Retail Trade and Services
District retailers reported generally solid performance for the holiday season as a whole, with sales up in dollar terms and in unit terms compared to last year. Sales growth was evident for most retail market segments, and the extent of holiday season discounting was about the same as last year. Sales growth was especially strong at department stores and establishments specializing in luxury products, with full-price items reportedly selling substantially better than last holiday season. Overall, most contacts reported that holiday sales met or slightly exceeded expectations, leaving retail inventories in balance. Turning to the auto sector, sales of new automobiles were moderate on net, with strong sales of imports offsetting muted sales of domestic models. Inventories of domestic light trucks and SUVs remained at high levels.
Most service providers saw strong demand. Sales were brisk in the food and beverage, health-care, and technology services sectors. Tourist activity remained at high levels in most major markets. In Hawaii, total tourist visits and spending were up compared to a year ago, despite declines in the number of Japanese visitors during the survey period. In most parts of the District, hotel occupancy rates remained stable, while room rates rose further.
District manufacturers reported an uptick in demand for their products in late November through the beginning of January.

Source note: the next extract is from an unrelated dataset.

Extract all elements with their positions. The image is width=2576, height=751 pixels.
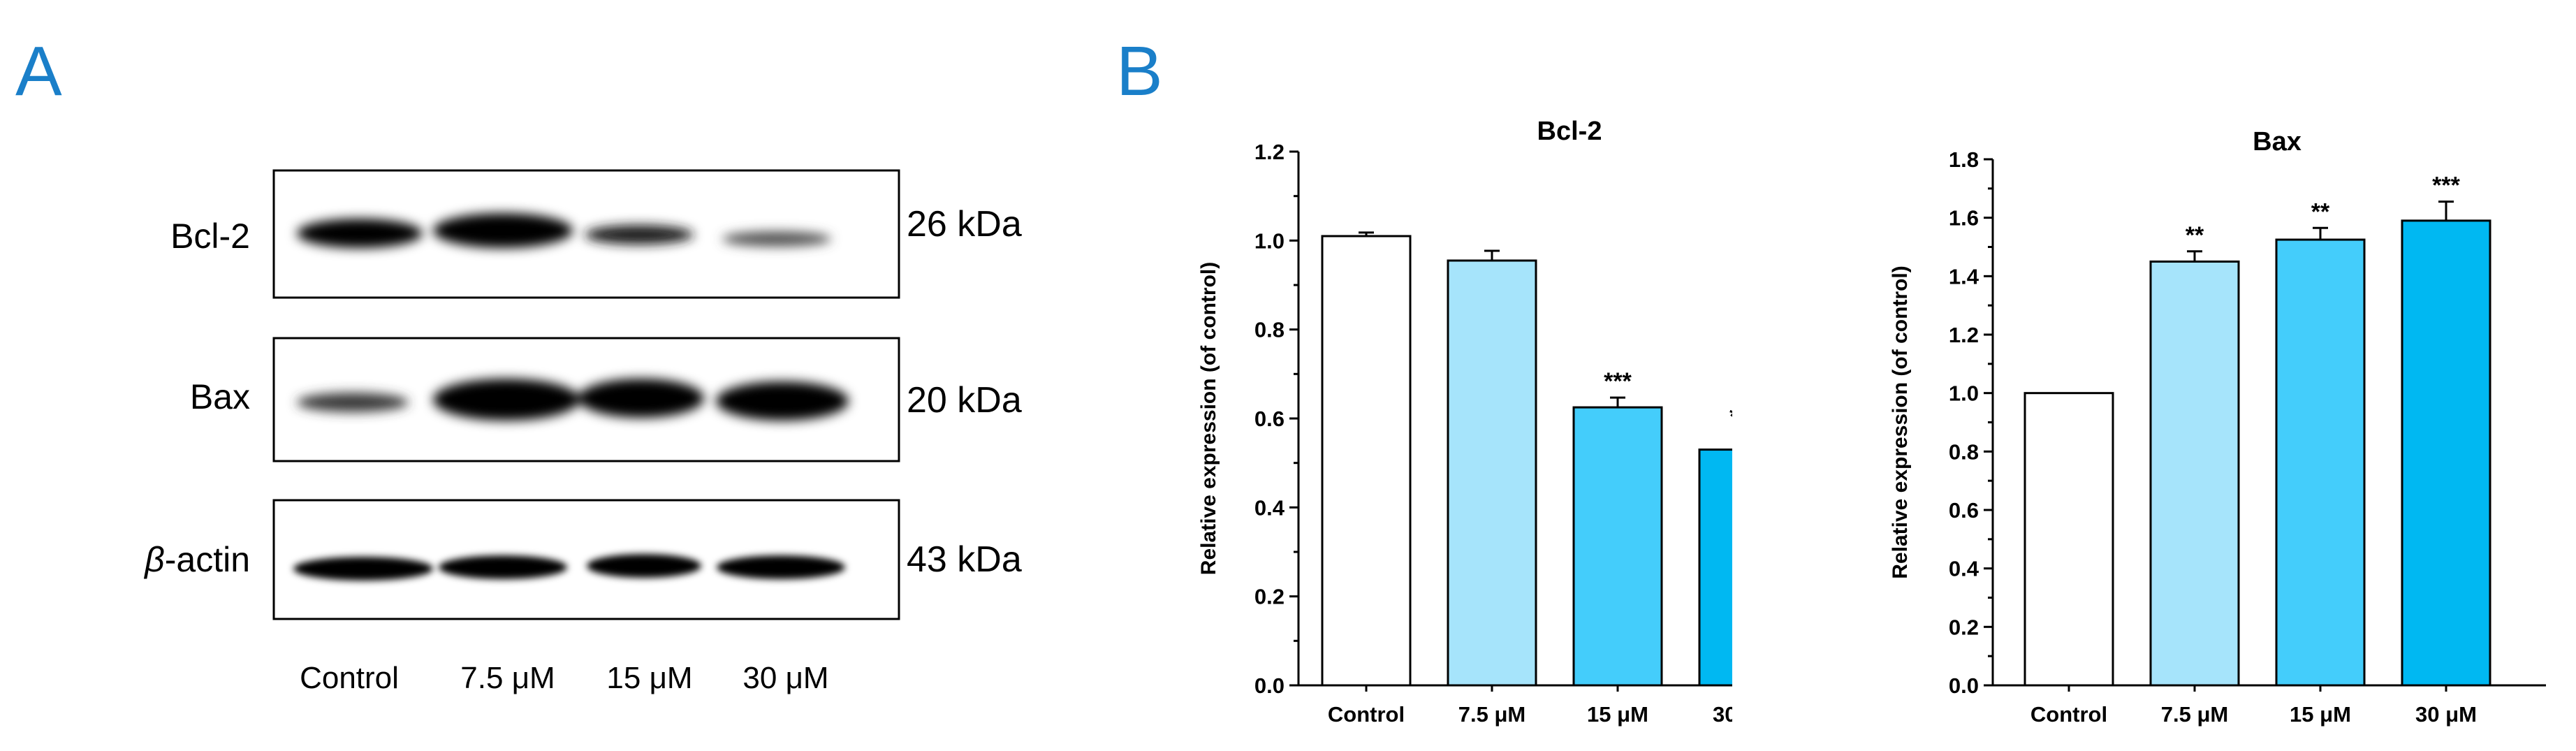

Semiconductor sales expanded at a solid pace, and capacity utilization in the sector generally remained in the range of 90 percent. Vigorous competition among manufacturers held down prices for various semiconductor products. Strong demand for commercial aircraft and defense products kept District producers operating at full capacity to meet ongoing order backlogs. Makers of machine tools saw continued increases in new orders but at a slightly reduced pace, and food manufacturers reported strong sales. In contrast, demand for wood products and selected building materials used primarily in residential construction contracted further.
Agriculture and Resource-related Industries
Demand for agricultural and resource-related products grew at a solid pace and production conditions were stable overall. Robust demand for livestock and most crops, such as pecans and corn, resulted in strong sales and higher prices for these items compared to a year ago. Price declines for fertilizers and freight services continued to ease pressures on production costs. In the resources sector, producers of oil and natural gas saw fairly robust demand and tight inventories overall.
Real Estate and Construction
District residential real estate markets cooled further, while demand for commercial real estate grew modestly. The pace of home sales and price appreciation deteriorated for existing and new homes in most areas during the survey period. In several previously hot areas, such as parts of Southern California and the San Francisco Bay Area, home price appreciation slowed to low single digits. District homebuilders continued to work down unsold inventory by offering significant incentives to entice buyers. Slower home sales continued to damp residential construction activity, particularly for condominiums. Continued growth in demand for commercial and industrial space was evident in further reductions in vacancy rates and increases in rental rates in most areas. Construction activity for commercial and public projects continued to expand, largely offsetting the decline in residential construction, although the pace of growth was slower than earlier in 2006.
Contacts in the banking sector continued to indicate that, on net, overall loan demand and credit quality were solid. Demand for commercial and industrial loans continued to outpace demand for residential loans, owing in large part to the drop-off in mortgage originations and refinancing. Contacts reported that indicators of credit quality, such as loan delinquencies, were at favorable levels in general. Tight labor markets for skilled workers in banking and other financial services remained a major concern; employers offered significant signing bonuses and other incentives to attract capable workers.